2. La formation psychothérapeutique exige un niveau élevé de qualification théorique et clinique.

3. La diversité des méthodes psychothérapeutiques est garantie.

4. La formation dans une des méthodes psychothérapeutiques doit s’accomplir intégralement et comprend : la théorie, l’expérience sur sa propre personne et la pratique sous supervision. Sont également acquises de vastes notions sur d’autres méthodes.

5. L’accès à la profession est soumis à diverses préparations préliminaires, notamment en sciences humaines et sociales.

Strasbourg, le 21 octobre 1990.

Contresignée à ce jour par les représentants de 41 pays d’Europe de l’Ouest et de l’Est et soutenue par l’Association Européenne de Psychothérapie (EAP)
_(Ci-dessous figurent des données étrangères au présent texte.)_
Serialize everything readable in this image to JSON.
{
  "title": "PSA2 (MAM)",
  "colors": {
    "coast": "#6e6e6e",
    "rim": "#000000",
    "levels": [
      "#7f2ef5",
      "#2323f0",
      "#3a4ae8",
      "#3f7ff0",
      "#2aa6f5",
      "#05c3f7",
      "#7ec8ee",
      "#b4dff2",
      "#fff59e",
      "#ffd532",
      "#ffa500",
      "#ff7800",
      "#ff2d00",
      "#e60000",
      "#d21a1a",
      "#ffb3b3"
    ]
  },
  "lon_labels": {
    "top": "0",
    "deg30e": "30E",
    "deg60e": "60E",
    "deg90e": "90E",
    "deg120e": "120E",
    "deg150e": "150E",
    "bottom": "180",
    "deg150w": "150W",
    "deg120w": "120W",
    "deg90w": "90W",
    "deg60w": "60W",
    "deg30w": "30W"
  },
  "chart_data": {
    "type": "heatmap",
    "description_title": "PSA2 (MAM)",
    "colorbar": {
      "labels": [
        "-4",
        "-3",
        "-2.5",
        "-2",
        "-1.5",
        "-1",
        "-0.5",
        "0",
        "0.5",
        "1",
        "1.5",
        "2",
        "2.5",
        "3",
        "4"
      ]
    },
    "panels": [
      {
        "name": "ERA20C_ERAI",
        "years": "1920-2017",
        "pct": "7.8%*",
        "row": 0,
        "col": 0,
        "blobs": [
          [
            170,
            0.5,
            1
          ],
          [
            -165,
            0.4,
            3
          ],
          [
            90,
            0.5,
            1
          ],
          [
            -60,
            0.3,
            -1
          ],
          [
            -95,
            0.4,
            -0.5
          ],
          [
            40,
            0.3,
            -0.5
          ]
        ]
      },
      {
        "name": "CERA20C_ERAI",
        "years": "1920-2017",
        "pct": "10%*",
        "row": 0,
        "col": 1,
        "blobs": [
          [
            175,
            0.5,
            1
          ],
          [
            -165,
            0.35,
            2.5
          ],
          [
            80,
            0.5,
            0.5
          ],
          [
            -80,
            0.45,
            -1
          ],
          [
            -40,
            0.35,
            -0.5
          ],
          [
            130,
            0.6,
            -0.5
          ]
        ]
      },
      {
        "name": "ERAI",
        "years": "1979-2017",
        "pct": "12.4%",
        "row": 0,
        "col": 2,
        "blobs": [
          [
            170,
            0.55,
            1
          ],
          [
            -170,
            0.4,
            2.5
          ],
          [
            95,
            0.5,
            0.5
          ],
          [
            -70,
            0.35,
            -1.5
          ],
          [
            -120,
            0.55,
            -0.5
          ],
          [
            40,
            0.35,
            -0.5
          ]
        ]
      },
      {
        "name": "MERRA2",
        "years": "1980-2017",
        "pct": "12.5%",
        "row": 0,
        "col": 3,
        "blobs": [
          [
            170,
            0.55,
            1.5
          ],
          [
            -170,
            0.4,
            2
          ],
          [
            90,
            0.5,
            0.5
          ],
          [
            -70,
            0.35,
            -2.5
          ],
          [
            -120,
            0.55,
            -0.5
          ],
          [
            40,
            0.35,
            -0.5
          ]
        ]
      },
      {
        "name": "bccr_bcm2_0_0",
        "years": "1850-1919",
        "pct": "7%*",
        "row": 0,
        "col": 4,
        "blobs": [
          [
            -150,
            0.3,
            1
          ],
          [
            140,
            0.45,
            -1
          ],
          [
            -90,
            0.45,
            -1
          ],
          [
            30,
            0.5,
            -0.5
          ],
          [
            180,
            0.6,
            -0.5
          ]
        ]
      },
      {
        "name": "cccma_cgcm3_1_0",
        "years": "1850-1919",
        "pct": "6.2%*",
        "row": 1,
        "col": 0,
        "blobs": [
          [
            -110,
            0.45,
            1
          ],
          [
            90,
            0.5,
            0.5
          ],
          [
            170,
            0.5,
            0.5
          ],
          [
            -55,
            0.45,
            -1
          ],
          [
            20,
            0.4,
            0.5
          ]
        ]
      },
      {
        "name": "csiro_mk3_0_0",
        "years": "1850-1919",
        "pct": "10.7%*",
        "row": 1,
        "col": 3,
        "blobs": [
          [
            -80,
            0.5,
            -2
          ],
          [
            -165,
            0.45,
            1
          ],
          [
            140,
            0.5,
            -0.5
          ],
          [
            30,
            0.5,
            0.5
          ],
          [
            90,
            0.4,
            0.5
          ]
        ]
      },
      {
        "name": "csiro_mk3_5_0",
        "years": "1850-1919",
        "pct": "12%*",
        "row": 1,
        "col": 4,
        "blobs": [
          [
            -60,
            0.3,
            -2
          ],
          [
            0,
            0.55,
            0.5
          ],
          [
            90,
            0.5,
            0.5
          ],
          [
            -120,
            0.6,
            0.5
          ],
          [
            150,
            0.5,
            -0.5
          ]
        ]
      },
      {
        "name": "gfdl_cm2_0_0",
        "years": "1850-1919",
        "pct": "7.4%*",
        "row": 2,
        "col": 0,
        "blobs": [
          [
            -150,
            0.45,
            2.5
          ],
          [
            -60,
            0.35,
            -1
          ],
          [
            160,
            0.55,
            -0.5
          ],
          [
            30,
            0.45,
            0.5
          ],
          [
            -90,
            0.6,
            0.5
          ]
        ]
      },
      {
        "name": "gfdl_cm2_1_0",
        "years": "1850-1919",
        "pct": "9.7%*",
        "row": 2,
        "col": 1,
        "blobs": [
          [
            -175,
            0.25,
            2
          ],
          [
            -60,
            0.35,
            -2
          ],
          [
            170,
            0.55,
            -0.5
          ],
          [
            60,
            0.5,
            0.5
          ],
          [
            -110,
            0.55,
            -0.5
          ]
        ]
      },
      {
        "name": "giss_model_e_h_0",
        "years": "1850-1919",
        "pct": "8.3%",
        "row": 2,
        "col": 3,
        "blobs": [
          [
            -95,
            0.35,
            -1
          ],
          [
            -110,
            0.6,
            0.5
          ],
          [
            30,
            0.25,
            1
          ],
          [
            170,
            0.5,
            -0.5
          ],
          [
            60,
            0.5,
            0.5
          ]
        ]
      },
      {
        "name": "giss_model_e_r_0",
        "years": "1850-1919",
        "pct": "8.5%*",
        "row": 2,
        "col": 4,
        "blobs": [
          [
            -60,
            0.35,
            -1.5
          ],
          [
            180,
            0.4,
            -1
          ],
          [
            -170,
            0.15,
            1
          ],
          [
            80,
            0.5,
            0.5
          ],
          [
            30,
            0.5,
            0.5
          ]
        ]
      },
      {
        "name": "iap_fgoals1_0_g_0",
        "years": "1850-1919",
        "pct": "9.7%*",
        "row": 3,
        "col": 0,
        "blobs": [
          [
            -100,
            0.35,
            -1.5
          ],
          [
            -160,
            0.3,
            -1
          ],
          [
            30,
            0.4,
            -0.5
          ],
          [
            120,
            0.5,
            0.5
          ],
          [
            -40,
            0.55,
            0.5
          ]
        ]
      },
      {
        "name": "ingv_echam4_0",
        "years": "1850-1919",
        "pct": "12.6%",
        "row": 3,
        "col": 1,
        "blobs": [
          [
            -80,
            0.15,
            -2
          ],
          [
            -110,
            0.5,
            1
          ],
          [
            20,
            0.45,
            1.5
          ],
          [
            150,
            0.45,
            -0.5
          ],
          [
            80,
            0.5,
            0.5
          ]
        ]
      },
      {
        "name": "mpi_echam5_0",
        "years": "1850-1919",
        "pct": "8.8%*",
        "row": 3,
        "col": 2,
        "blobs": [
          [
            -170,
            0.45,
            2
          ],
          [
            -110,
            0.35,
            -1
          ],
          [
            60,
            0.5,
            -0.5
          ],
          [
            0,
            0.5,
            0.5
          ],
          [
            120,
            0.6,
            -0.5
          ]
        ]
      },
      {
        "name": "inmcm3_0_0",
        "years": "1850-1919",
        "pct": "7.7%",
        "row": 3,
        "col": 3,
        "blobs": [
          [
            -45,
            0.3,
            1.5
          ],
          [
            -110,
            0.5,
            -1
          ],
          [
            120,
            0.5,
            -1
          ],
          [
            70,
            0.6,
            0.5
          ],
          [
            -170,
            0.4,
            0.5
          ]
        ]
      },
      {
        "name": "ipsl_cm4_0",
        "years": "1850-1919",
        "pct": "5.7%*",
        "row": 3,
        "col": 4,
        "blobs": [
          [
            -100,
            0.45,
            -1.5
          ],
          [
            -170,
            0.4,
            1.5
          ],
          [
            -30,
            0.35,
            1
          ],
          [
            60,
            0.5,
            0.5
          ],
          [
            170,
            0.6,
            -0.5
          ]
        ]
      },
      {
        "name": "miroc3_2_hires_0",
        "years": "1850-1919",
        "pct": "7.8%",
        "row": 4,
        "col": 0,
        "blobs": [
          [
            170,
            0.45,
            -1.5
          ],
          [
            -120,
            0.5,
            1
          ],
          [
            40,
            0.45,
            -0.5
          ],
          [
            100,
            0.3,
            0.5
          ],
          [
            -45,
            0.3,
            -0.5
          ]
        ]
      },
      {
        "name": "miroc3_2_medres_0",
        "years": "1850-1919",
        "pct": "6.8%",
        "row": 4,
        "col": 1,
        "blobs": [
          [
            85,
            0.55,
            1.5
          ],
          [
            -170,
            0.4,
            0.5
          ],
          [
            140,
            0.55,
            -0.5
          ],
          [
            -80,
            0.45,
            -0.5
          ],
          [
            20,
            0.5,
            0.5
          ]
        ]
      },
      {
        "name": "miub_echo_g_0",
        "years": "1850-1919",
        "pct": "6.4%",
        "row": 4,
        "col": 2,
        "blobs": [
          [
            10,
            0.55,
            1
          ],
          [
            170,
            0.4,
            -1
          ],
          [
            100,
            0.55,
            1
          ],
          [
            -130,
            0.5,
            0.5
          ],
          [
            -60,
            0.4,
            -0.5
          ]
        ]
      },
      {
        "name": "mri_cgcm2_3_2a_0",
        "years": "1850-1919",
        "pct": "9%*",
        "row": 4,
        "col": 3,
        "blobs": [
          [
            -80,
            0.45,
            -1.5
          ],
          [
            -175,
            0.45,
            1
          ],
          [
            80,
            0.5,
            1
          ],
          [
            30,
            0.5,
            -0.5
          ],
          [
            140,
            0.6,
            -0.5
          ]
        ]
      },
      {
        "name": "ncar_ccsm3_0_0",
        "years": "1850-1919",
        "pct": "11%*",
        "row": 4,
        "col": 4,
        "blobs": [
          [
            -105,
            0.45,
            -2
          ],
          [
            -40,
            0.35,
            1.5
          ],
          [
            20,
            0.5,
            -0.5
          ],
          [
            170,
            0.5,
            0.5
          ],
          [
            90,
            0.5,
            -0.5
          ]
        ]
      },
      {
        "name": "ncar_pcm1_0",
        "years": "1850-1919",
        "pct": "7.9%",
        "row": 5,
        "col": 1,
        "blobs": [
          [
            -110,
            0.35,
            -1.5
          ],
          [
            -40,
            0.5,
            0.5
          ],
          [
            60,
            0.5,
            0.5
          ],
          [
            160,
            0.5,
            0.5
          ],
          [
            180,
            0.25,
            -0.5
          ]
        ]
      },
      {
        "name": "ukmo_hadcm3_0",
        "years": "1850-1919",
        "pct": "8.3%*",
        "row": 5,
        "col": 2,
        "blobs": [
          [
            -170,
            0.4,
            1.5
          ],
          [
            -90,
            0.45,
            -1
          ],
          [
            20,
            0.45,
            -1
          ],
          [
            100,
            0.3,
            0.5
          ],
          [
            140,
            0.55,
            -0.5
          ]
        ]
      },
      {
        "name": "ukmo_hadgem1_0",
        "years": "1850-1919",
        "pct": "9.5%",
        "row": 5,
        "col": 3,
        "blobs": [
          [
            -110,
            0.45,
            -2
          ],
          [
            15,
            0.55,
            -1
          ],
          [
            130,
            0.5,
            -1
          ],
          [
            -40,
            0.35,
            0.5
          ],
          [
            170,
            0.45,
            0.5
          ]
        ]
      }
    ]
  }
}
La Déclaration des Droits à la Psychothérapie

La Déclaration des Droits à la Psychothérapie rédigée par la Fédération Française de Psychothérapie et adoptée par l’Association Européenne de Psychothérapie, a été proclamée le jeudi 25 juin 1998 à 18h30, Place du Trocadéro à Paris, sur le Parvis des Droits de l’Homme, au cours d’une cérémonie publique qui a réuni 250 psychopraticien(ne)s certifié(e)s d’une trentaine de pays.

Article 1
La psychothérapie est une science humaine, qui tend au développement harmonieux de la personne et à l’apaisement des souffrances psychiques.

Article 2
Le psychopraticien certifié exerce sa mission dans le strict respect de la dignité et de l’intégrité, physique et mentale, de la personne humaine.
Il prête son concours à la prévention sociale, à la protection de la santé publique et à la promotion de l’autonomie et de la responsabilité du citoyen. Il assure sa mission avec dévouement, sans distinction ni influence fondées notamment sur le sexe, la race, la couleur, la langue, la religion, les opinions politiques, l’origine nationale ou sociale, l’appartenance à une minorité, la fortune, la naissance ou toute autre situation.

Article 3
Toute personne a droit au libre choix d’un(e) psychopraticien(ne) certifié(e) et au libre accès à toutes les méthodes reconnues de psychothérapie.

Article 4
Le psychopraticien certifié détermine librement, dans le respect des règles déontologiques de la profession, la méthode de psychothérapie dans laquelle il entend se former et qu’il choisit d’exercer.

Article 5
Le psychopraticien certifié exerce son art en toute indépendance. Il est libre de ses méthodes, en considération des circonstances qui lui sont soumises, sans exposer son patient à un risque injustifié.
La liberté de pratiquer une psychothérapie ne peut faire l’objet d’autres restrictions que celles expressément prévues par la loi, qui constituent des mesures nécessaires, dans une société démocratique, à la sécurité publique ou à la protection des droits et libertés d’autrui.

Article 6
Le psychopraticien certifié est astreint au secret professionnel, dans les conditions fixées par la loi; Il exerce son art dans le respect de la vie, de la liberté et de la sécurité des personnes.

Article 7
Le psychopraticien certifié reçoit une formation spécifique, à laquelle ne peuvent suppléer des diplômes sanctionnant une formation différente : médecine, psychologie, sociologie, philosophie ou autres.

Article 8
Toute méthode de psychothérapie doit être fondée sur des critères scientifiquement validés spécifiques des Sciences Humaines. Aucune méthode reconnue de psychothérapie ne peut se prévaloir d’être supérieure à une autre.

Article 9
Chaque méthode de psychothérapie détermine librement les conditions de formation, d’évaluation et de contrôle de ses praticiens en cohérence avec ses principes, en conformité avec les règles générales qui gouvernent la profession.

Article 10
Lorsque la psychothérapie fait l’objet d’une prise en charge institutionnelle ou sociale, celle-ci doit être appliquée dans les mêmes conditions, à toutes les méthodes reconnues, afin de permettre un accès à chacun sans distinction.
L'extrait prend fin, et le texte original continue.